Under pressure from banks and regulators, the Financial Accounting Standards Board has decided to reverse itself and postpone the effective date of an accounting rule that would have forced financial institutions to move assets and liabilities from special-purpose entities such as mortgage-backed securities onto their balance sheets.

The board unanimously decided at a meeting Wednesday to change the date for when financial institutions would have to account for the special-purpose entities on the balance sheet.
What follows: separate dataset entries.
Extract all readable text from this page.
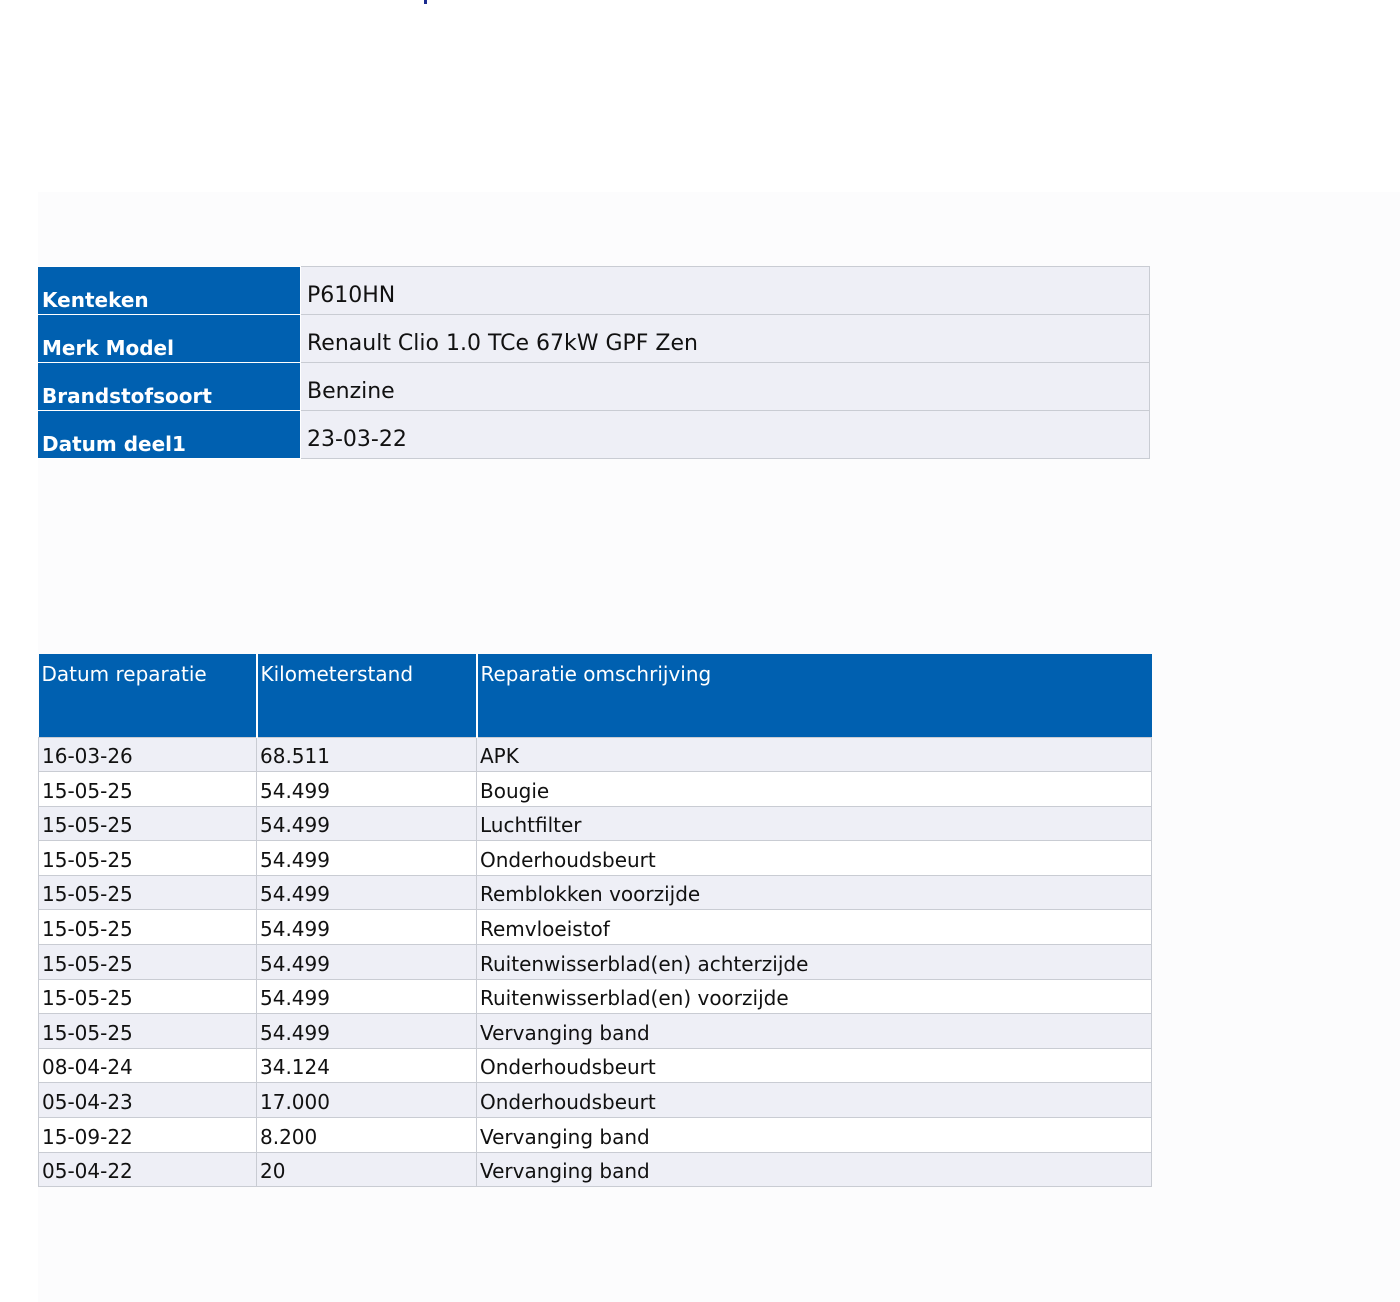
Kenteken	P610HN
Merk Model	Renault Clio 1.0 TCe 67kW GPF Zen
Brandstofsoort	Benzine
Datum deel1	23-03-22
Datum reparatie	Kilometerstand	Reparatie omschrijving
16-03-26	68.511	APK
15-05-25	54.499	Bougie
15-05-25	54.499	Luchtfilter
15-05-25	54.499	Onderhoudsbeurt
15-05-25	54.499	Remblokken voorzijde
15-05-25	54.499	Remvloeistof
15-05-25	54.499	Ruitenwisserblad(en) achterzijde
15-05-25	54.499	Ruitenwisserblad(en) voorzijde
15-05-25	54.499	Vervanging band
08-04-24	34.124	Onderhoudsbeurt
05-04-23	17.000	Onderhoudsbeurt
15-09-22	8.200	Vervanging band
05-04-22	20	Vervanging band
The transition and effective dates for FASB Statement No. 140 and FASB Interpretation No. 46 (revised December 2003) will now be a single effective date for fiscal years beginning after Nov. 15, 2009, a year later than had been scheduled. The rules will thus go into effect for calendar-year companies in 2010 instead of 2009.
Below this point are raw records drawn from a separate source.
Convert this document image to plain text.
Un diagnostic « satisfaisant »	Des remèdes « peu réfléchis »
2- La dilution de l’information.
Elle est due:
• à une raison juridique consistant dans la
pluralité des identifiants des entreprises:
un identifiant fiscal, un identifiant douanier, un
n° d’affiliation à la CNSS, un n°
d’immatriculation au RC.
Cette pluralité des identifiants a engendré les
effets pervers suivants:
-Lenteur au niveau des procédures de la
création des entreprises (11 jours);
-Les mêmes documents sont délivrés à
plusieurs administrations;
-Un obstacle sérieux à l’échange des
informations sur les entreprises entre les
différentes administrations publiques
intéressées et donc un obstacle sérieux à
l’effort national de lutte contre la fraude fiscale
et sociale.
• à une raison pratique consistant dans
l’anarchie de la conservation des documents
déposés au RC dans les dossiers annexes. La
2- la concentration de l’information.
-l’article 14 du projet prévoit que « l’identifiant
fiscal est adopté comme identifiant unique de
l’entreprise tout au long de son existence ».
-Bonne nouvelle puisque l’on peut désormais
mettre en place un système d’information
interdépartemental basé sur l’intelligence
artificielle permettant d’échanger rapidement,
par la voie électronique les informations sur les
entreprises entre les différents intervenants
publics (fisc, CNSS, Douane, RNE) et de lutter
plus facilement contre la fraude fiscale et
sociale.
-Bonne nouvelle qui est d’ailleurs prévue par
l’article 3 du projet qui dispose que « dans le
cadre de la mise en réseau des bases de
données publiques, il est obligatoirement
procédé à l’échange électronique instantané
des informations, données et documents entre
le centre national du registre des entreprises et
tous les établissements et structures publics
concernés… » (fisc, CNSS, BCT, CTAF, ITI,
Banking regulators had been concerned about the potential impact on Fannie Mae and Freddie Mac, as well as on banks, which would have needed to raise substantial amounts of fresh capital in today's difficult market. A Citigroup analyst estimated in May that banks in the U.S. could be forced to put up to $5 trillion worth of debt assets on their balance sheets once the rules went into effect.

While FASB agreed to delay the rule, it did so reluctantly. "It does pain me to allow something that has been abused by certain folks, to let that go on for another year," said FASB Chairman Bob Herz (pictured).